Respiratory infections

Acute tonsillopharyngitis Laryngitis Epiglottitis (1) Epiglottitis (2) Acute tracheobronchitis Exacerbation of chronic bronchitis Exacerbation of
chronic bronchiectasis
Cystic Fibrosis (CF) Acquired Pneumonia Nosocomial pneumonia (1) Nosocomial pneumonia (2) Nosocomial pneumonia (3) Lung Pleural empyema Proteus Mirabilis

Acute tonsillopharyngitis

Case report:

A young mother brings her four year old son into practice and reported that for four days existed sore throat, high fever for two days, increasing dysphagia and significant loss of appetite. The pain had radiated from the throat to the ears, the mouth opening is very difficult and painful for 24 hours. There were still severe headache and a cloggy, mostly somewhat handicapped language with a strong subjective feeling of illness. The study of young patients results in a significant swelling and pain of the submandibular lymph nodes; Both tonsils and the environment including the pharyngeal wall are crimson and swollen and covered more than 50% with yellow-whitish deposits. A skin exanthema a endokarditisches heart murmur and splenomegaly are undetectable.


The variety and severity of symptoms point to a general disease of the organism with particular severity to the lymphoepithelial organs. However, there are also tonsillitis, in which only the local reaction is recognizable. The Tonsillarparenchym infiltrated with leukocytes (small abscess in the parenchyma and in the crypts). From such a "crypt abscesses" there is a spread of the infection through the epithelial Tonsillenparenchym (crypts parenchymal tonsillitis) and / or intrusion to kryptennahe capillaries (in batches or continuous Einschwemmung of toxins and pathogens in the circulatory system). In recurrent or chronic cases fibrosis and a downfall of Tonsillarparenchyms be induced.

Etiology and diagnosis:

B-hemolytic group A streptococci are the leading causative agent of pharyngitis and tonsillitis, especially in the presence of exudative tonsillitis. The incidence of streptococcal tonsillitis Pharyngo-correlated to age. For children under three years, pharyngitis is often viral. Rarer pathogens are staphylococci, pneumococci, Haemophilus influenzae and anaerobes. In an unclear clinical picture a streptococcal antigen detection should always be performed by means of smear as a rapid test. It should be noted that a purulent angina can also be caused by haemolytic streptococci groups B, C, or G. A pronounced granulocytosis speaks for strep throat, also the pressure pain of the regional lymph nodes.

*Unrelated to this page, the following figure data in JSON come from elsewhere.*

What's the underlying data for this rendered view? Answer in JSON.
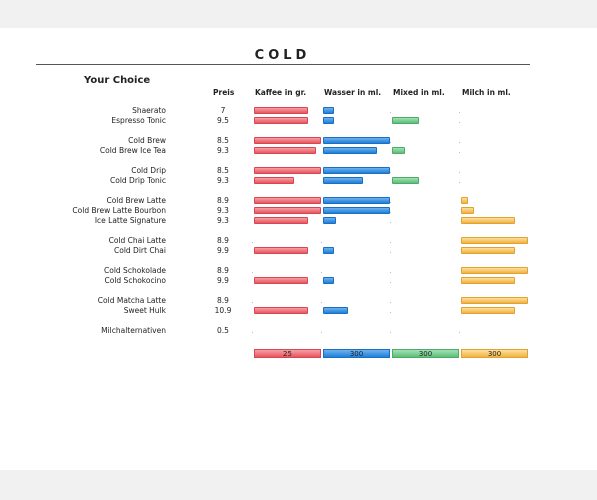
{
  "title": "COLD",
  "heading": "Your Choice",
  "chart_data": {
    "type": "bar",
    "columns": [
      {
        "key": "kaffee",
        "label": "Kaffee in gr.",
        "max": 25,
        "color": "#e9545f"
      },
      {
        "key": "wasser",
        "label": "Wasser in ml.",
        "max": 300,
        "color": "#1f7fd8"
      },
      {
        "key": "mixed",
        "label": "Mixed in ml.",
        "max": 300,
        "color": "#5cbf78"
      },
      {
        "key": "milch",
        "label": "Milch in ml.",
        "max": 300,
        "color": "#f2b33f"
      }
    ],
    "price_label": "Preis",
    "scale_labels": [
      "25",
      "300",
      "300",
      "300"
    ],
    "groups": [
      [
        {
          "name": "Shaerato",
          "price": "7",
          "kaffee": 20,
          "wasser": 50,
          "mixed": 0,
          "milch": 0
        },
        {
          "name": "Espresso Tonic",
          "price": "9.5",
          "kaffee": 20,
          "wasser": 50,
          "mixed": 120,
          "milch": 0
        }
      ],
      [
        {
          "name": "Cold Brew",
          "price": "8.5",
          "kaffee": 25,
          "wasser": 300,
          "mixed": 0,
          "milch": 0
        },
        {
          "name": "Cold Brew Ice Tea",
          "price": "9.3",
          "kaffee": 23,
          "wasser": 240,
          "mixed": 60,
          "milch": 0
        }
      ],
      [
        {
          "name": "Cold Drip",
          "price": "8.5",
          "kaffee": 25,
          "wasser": 300,
          "mixed": 0,
          "milch": 0
        },
        {
          "name": "Cold Drip Tonic",
          "price": "9.3",
          "kaffee": 15,
          "wasser": 180,
          "mixed": 120,
          "milch": 0
        }
      ],
      [
        {
          "name": "Cold Brew Latte",
          "price": "8.9",
          "kaffee": 25,
          "wasser": 300,
          "mixed": 0,
          "milch": 30
        },
        {
          "name": "Cold Brew Latte Bourbon",
          "price": "9.3",
          "kaffee": 25,
          "wasser": 300,
          "mixed": 0,
          "milch": 60
        },
        {
          "name": "Ice Latte Signature",
          "price": "9.3",
          "kaffee": 20,
          "wasser": 60,
          "mixed": 0,
          "milch": 240
        }
      ],
      [
        {
          "name": "Cold Chai Latte",
          "price": "8.9",
          "kaffee": 0,
          "wasser": 0,
          "mixed": 0,
          "milch": 300
        },
        {
          "name": "Cold Dirt Chai",
          "price": "9.9",
          "kaffee": 20,
          "wasser": 50,
          "mixed": 0,
          "milch": 240
        }
      ],
      [
        {
          "name": "Cold Schokolade",
          "price": "8.9",
          "kaffee": 0,
          "wasser": 0,
          "mixed": 0,
          "milch": 300
        },
        {
          "name": "Cold Schokocino",
          "price": "9.9",
          "kaffee": 20,
          "wasser": 50,
          "mixed": 0,
          "milch": 240
        }
      ],
      [
        {
          "name": "Cold Matcha Latte",
          "price": "8.9",
          "kaffee": 0,
          "wasser": 0,
          "mixed": 0,
          "milch": 300
        },
        {
          "name": "Sweet Hulk",
          "price": "10.9",
          "kaffee": 20,
          "wasser": 110,
          "mixed": 0,
          "milch": 240
        }
      ],
      [
        {
          "name": "Milchalternativen",
          "price": "0.5",
          "kaffee": 0,
          "wasser": 0,
          "mixed": 0,
          "milch": 0
        }
      ]
    ]
  }
}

Penicillin V (ISOCILLIN) initially remains the drug of choice for acute streptococcal tonsillopharyngitis with a treatment period of about ten days. This treatment time is necessary in order to prevent complications, in particular rheumatic fever. Substances such as cotrimoxazole (EUSAPRIM), quinolones and doxycycline (VIBRAMYCIN among others) are not indicated in the streptococcal tonsillopharyngitis. A sole local treatment with antibiotics or disinfectants is ineffective and does not prevent the unavoidable streptococcal sequelae. When penicillin allergy may macrolide antibiotics, for example, Azithromycin (ZITROMAX) or oral cephalosporins, such as Cefuroxime (ELOBACT et al) (Cave: Parallel allergies in 3-5%) can be administered.